Nous conduisons en silence, les uns derrière les autres, sans impatience à chaque nouvel arrêt.
Le narrateur vient de rentrer en possession d’un nouveau véhicule. Alors qu’il se laisse aller chaque jour un peu plus au plaisir de la conduire et que la voiture se marque peu à peu des dégâts que sa conduite occasionne, alors aussi qu’il développe, avec sa compagne, le projet de cultiver des framboisiers, il découvre un vieux fusil dans son garage.
Je roule à la vitesse d’un homme qui marche. Assis, les jambes à peine repliées. Le dos droit, maintenu par le siège. Les bras tendus pour choisir sa direction. Un homme qui marche vite, et arrondi ses trajectoires. Sans pousser sur les mollets. Ni lever les genoux pour avancer.
« Descendre de la voiture » est à lire à la lumière darwinienne. Car, l’homme, à côtoyer la technologie qu’il a créé, à s’en laisser guider, y a arraché des pans qui le constituent à son tour. Et l’évolution humaine est aussi, par parcelles, le résultat, souvent inconscient, des marques du pouvoir qu’il délègue à ses créations. Comme l’homme a tant gardé du singe dont il descend, il est constitué par la voiture.
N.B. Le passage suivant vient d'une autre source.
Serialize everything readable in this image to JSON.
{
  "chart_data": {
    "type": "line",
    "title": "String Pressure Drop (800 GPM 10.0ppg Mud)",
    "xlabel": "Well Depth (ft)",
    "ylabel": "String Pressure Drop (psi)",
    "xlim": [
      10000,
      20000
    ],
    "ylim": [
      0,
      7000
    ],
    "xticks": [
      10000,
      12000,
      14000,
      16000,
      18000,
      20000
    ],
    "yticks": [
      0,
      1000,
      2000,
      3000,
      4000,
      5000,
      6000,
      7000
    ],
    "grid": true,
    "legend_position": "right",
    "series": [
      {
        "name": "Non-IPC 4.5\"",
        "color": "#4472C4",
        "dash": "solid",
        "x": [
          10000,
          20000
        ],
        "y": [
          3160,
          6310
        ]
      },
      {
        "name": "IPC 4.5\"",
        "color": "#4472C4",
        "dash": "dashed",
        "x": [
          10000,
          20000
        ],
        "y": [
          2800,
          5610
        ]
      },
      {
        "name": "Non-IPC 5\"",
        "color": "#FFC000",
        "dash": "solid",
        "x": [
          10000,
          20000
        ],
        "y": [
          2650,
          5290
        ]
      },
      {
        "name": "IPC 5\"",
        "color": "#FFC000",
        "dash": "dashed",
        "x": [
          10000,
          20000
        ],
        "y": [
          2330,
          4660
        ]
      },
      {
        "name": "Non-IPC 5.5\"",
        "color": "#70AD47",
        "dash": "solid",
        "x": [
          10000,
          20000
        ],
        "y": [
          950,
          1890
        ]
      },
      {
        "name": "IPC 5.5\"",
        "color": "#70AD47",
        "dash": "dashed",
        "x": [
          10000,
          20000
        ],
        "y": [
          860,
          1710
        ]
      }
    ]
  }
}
Je roule. J’avance parmi d’autres voitures automobiles, des gens assis qui roulent les bras tendus devant eux. Comme moi.
La nature est devenue celle-là même : avancer assis les bras tendus. A tel point que, quand il s’agit de définir un autre représentant de l’espèce utilisant un mode de déplacement moins commun, la redondance devient nécessaire. Comme si, s’agissant pour ainsi dire d’une autre espèce, l’expression annulait la tautologie.
J’ai doublé un cycliste à vélo.
La voiture devenue nature. Le paysage n’étant plus paysage, mais bien flux parsemé de publicités, décor (Un décor, entre les voitures et les camionnettes). Les odeurs, les saveurs, les touchers fabriqués par l’industrie humaine étant censés nous rappeler une autre nature, perdue celle-là.
Je roule en suivant les virages, la paume des mains fermées sur le cercle du volant, les doigts serrés sur le grain d’une peau figée. D’un cuir instantané, au dessin régulier, la trame répétée d’un réseau artificiel, moulé dans une résine de polyuréthane. Doux sous la main. Presque tendre. Sec.
Les polymères, les polyuréthanes, les polychlorures, sont devenus notre quotidien, notre ordinaire. Notre nature. Où nos propres odeurs semblent devenues déplacées, artificielles.
Il prétendait que pour essayer de saisir ce que chacun perçoit, il faut soumettre son analyse à ce que la plupart croient percevoir [...] le général, l’ordinaire, le banal, nous est commun.
Rien que de banal dans ces envies de conduite du narrateur, comme dans son projet de cultiver des framboisiers, comme dans tout ce qui lui arrive, finalement, découverte du fusil incluse. Et pourtant l’aventure est là. Une des rares disponibles à notre époque, certes, mais bien présente. Ou, du moins, possible. A chaque tour de roue, l’éraflure est un danger, la mort se loge sous les pneus. Et la fonction de l’écriture est ici d’en faire surgir, conjointe à sa banalité même, la possibilité d’en sortir qui s’y loge, s’y dissimule. Le défi (dont on ne dira jamais assez à quel point il est magnifiquement relevé chez Pierre Patrolin) est tout entier là, lisible. Comment faire sourdre des brumes du général, de ce commun, cet ordinaire, avec les mots mêmes dont la fonction est de ne pas s’en distinguer, d’y rester confortablement lovée, ce qui s’y loge d’individuel?
Nous roulons tous ensemble.
Pierre Patrolin, L’homme descend de la voiture, 2014, P.O.L.